Filmmakers maybe don’t hear that kind of thing, so it has limited much of my volunteering in the years that followed. They figure everything else is unimportant next to filming. I felt I should not leave this prior commitment in a lurch and I felt that I had given full disclosure about it to my filmmaking friend. He mentioned the Tuesday on set and I maintained my plan and repeated it. Much of the first day shoot went well. I did have to run to the porta-potty because of the water pills I was on due to my condition and having had two spinal taps I had been weakened somewhat but was recovering. I was still contributing and I recall that when the props guy showed up with an unsatisfactory example of groceries I suggested using the craft services table materials to help bulk up the bag which had to seem like a horn of plenty. At one point the A.D. took me aside to ask me to convey an idea she had for shooting and I tried to reassure her that the director was approachable and she could ask. I don’t think she did. When a community photo was being taken of the crew and people at the location, I volunteered my own Polaroid instamatic. As I started giving instructions about how to frame to compensate for the lens, she just handed it back to me and I took the shot. In the car ride back to town she remarked, “People who aren’t enthusiastic shouldn’t be making movies.” Or words to that affect. In hindsight she may have meant me, which is far from being appropriate. If anything, I was a little sunstroke despite the director giving me his baseball cap at one point. I was not prepared to do math at the end of the day, and the A.D. advised me that calculating the amount of film shot was my duty. I was certainly under the belief that I had drawn a sketch on each continuity page and that each shot was accounted for. Even though asserting myself to get the camera info between shots from the assistant camera guy was more of a chore than in film school.

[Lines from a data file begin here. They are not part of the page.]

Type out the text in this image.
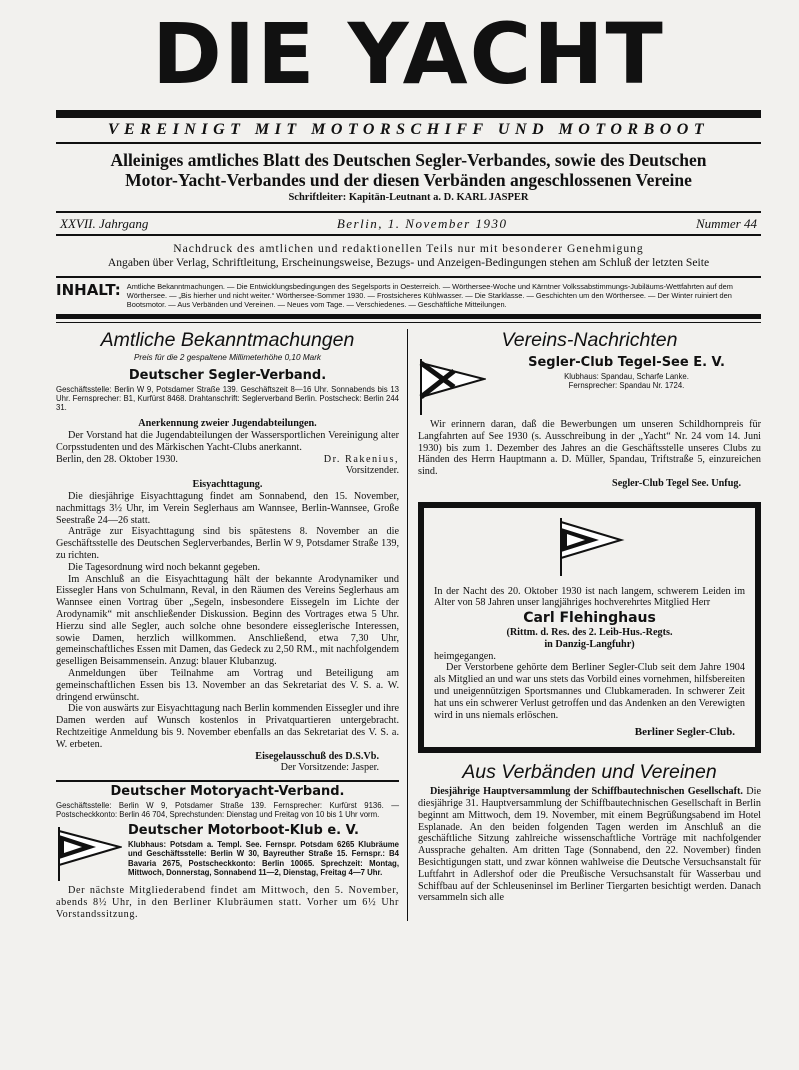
DIE YACHT
VEREINIGT MIT MOTORSCHIFF UND MOTORBOOT
Alleiniges amtliches Blatt des Deutschen Segler-Verbandes, sowie des Deutschen
Motor-Yacht-Verbandes und der diesen Verbänden angeschlossenen Vereine
Schriftleiter: Kapitän-Leutnant a. D. KARL JASPER
XXVII. Jahrgang	Berlin, 1. November 1930	Nummer 44
Nachdruck des amtlichen und redaktionellen Teils nur mit besonderer Genehmigung
Angaben über Verlag, Schriftleitung, Erscheinungsweise, Bezugs- und Anzeigen-Bedingungen stehen am Schluß der letzten Seite
INHALT: Amtliche Bekanntmachungen. — Die Entwicklungsbedingungen des Segelsports in Oesterreich. — Wörthersee-Woche und Kärntner Volkssabstimmungs-Jubiläums-Wettfahrten auf dem Wörthersee. — „Bis hierher und nicht weiter.“ Wörthersee-Sommer 1930. — Frostsicheres Kühlwasser. — Die Starklasse. — Geschichten um den Wörthersee. — Der Winter ruiniert den Bootsmotor. — Aus Verbänden und Vereinen. — Neues vom Tage. — Verschiedenes. — Geschäftliche Mitteilungen.
Amtliche Bekanntmachungen
Preis für die 2 gespaltene Millimeterhöhe 0,10 Mark
Deutscher Segler-Verband.
Geschäftsstelle: Berlin W 9, Potsdamer Straße 139. Geschäftszeit 8—16 Uhr. Sonnabends bis 13 Uhr. Fernsprecher: B1, Kurfürst 8468. Drahtanschrift: Seglerverband Berlin. Postscheck: Berlin 244 31.
Anerkennung zweier Jugendabteilungen.
Der Vorstand hat die Jugendabteilungen der Wassersportlichen Vereinigung alter Corpsstudenten und des Märkischen Yacht-Clubs anerkannt.
Berlin, den 28. Oktober 1930.	Dr. Rakenius,
Vorsitzender.
Eisyachttagung.
Die diesjährige Eisyachttagung findet am Sonnabend, den 15. November, nachmittags 3½ Uhr, im Verein Seglerhaus am Wannsee, Berlin-Wannsee, Große Seestraße 24—26 statt.
Anträge zur Eisyachttagung sind bis spätestens 8. November an die Geschäftsstelle des Deutschen Seglerverbandes, Berlin W 9, Potsdamer Straße 139, zu richten.
Die Tagesordnung wird noch bekannt gegeben.
Im Anschluß an die Eisyachttagung hält der bekannte Arodynamiker und Eissegler Hans von Schulmann, Reval, in den Räumen des Vereins Seglerhaus am Wannsee einen Vortrag über „Segeln, insbesondere Eissegeln im Lichte der Arodynamik“ mit anschließender Diskussion. Beginn des Vortrages etwa 5 Uhr. Hierzu sind alle Segler, auch solche ohne besondere eisseglerische Interessen, sowie Damen, herzlich willkommen. Anschließend, etwa 7,30 Uhr, gemeinschaftliches Essen mit Damen, das Gedeck zu 2,50 RM., mit nachfolgendem geselligen Beisammensein. Anzug: blauer Klubanzug.
Anmeldungen über Teilnahme am Vortrag und Beteiligung am gemeinschaftlichen Essen bis 13. November an das Sekretariat des V. S. a. W. dringend erwünscht.
Die von auswärts zur Eisyachttagung nach Berlin kommenden Eissegler und ihre Damen werden auf Wunsch kostenlos in Privatquartieren untergebracht. Rechtzeitige Anmeldung bis 9. November ebenfalls an das Sekretariat des V. S. a. W. erbeten.
Eisegelausschuß des D.S.Vb.
Der Vorsitzende: Jasper.
Deutscher Motoryacht-Verband.
Geschäftsstelle: Berlin W 9, Potsdamer Straße 139. Fernsprecher: Kurfürst 9136. — Postscheckkonto: Berlin 46 704, Sprechstunden: Dienstag und Freitag von 10 bis 1 Uhr vorm.
Deutscher Motorboot-Klub e. V.
Klubhaus: Potsdam a. Templ. See. Fernspr. Potsdam 6265 Klubräume und Geschäftsstelle: Berlin W 30, Bayreuther Straße 15. Fernspr.: B4 Bavaria 2675, Postscheckkonto: Berlin 10065. Sprechzeit: Montag, Mittwoch, Donnerstag, Sonnabend 11—2, Dienstag, Freitag 4—7 Uhr.
Der nächste Mitgliederabend findet am Mittwoch, den 5. November, abends 8½ Uhr, in den Berliner Klubräumen statt. Vorher um 6½ Uhr Vorstandssitzung.
Vereins-Nachrichten
Segler-Club Tegel-See E. V.
Klubhaus: Spandau, Scharfe Lanke.
Fernsprecher: Spandau Nr. 1724.
Wir erinnern daran, daß die Bewerbungen um unseren Schildhornpreis für Langfahrten auf See 1930 (s. Ausschreibung in der „Yacht“ Nr. 24 vom 14. Juni 1930) bis zum 1. Dezember des Jahres an die Geschäftsstelle unseres Clubs zu Händen des Herrn Hauptmann a. D. Müller, Spandau, Triftstraße 5, einzureichen sind.
Segler-Club Tegel See. Unfug.
In der Nacht des 20. Oktober 1930 ist nach langem, schwerem Leiden im Alter von 58 Jahren unser langjähriges hochverehrtes Mitglied Herr
Carl Flehinghaus
(Rittm. d. Res. des 2. Leib-Hus.-Regts.
in Danzig-Langfuhr)
heimgegangen.
Der Verstorbene gehörte dem Berliner Segler-Club seit dem Jahre 1904 als Mitglied an und war uns stets das Vorbild eines vornehmen, hilfsbereiten und uneigennützigen Sportsmannes und Clubkameraden. In schwerer Zeit hat uns ein schwerer Verlust getroffen und das Andenken an den Verewigten wird in uns niemals erlöschen.
Berliner Segler-Club.
Aus Verbänden und Vereinen
Diesjährige Hauptversammlung der Schiffbautechnischen Gesellschaft. Die diesjährige 31. Hauptversammlung der Schiffbautechnischen Gesellschaft in Berlin beginnt am Mittwoch, dem 19. November, mit einem Begrüßungsabend im Hotel Esplanade. An den beiden folgenden Tagen werden im Anschluß an die geschäftliche Sitzung zahlreiche wissenschaftliche Vorträge mit nachfolgender Aussprache gehalten. Am dritten Tage (Sonnabend, den 22. November) finden Besichtigungen statt, und zwar können wahlweise die Deutsche Versuchsanstalt für Luftfahrt in Adlershof oder die Preußische Versuchsanstalt für Wasserbau und Schiffbau auf der Schleuseninsel im Berliner Tiergarten besichtigt werden. Danach versammeln sich alle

Ultimately, I got a call from the director that night with an anxious tone asking if I was going to cancel the prior commitment and just work on the film Tuesday. I reminded him that all along I had told him that one day was the only one I couldn’t be available. I felt emotionally torn by it all the same, but held my ground. The next day I went to help out the other friend who was moving. At the end of the day I was advised by my director friend that I would not be needed for the rest of the week because they would keep the person who replaced me as continuity. I let them hang onto my Polaroid camera, so the last person to use it would have been that replacement. Years later I would loan it out again and that camera didn’t function. I also became aware of the fact that the A.D. had badmouthed me and encouraged my replacement. Also, the Tuesday shoot day went as follows. The crew rode in the hold of a truck to a location the producer had secured and the director looked it over and found it unsuitable so they returned to town and called to book another location for the following day. Nothing was shot and there had been no need for continuity. Months later, I was still in the loop enough to be asked by the director to join him on an audio recording trip and also to be present for some pick-up shooting and to comment on the edit. I was invited to the final screening and I did get a thanks credit but there was a lot of turbulence and Roshomon alternate views of the story. It is for the best that I don’t remember the last name of that A.D..
I had heard that she recruited a number of people from that crew for a film to be shot in my home town with a noted actor. It is interesting how easily people can be dangerous to your reputation or how your best intentions can turn against you. I’m not sure what the take-away is here. But it caused me to volunteer less for others and work on my own projects over the next few years.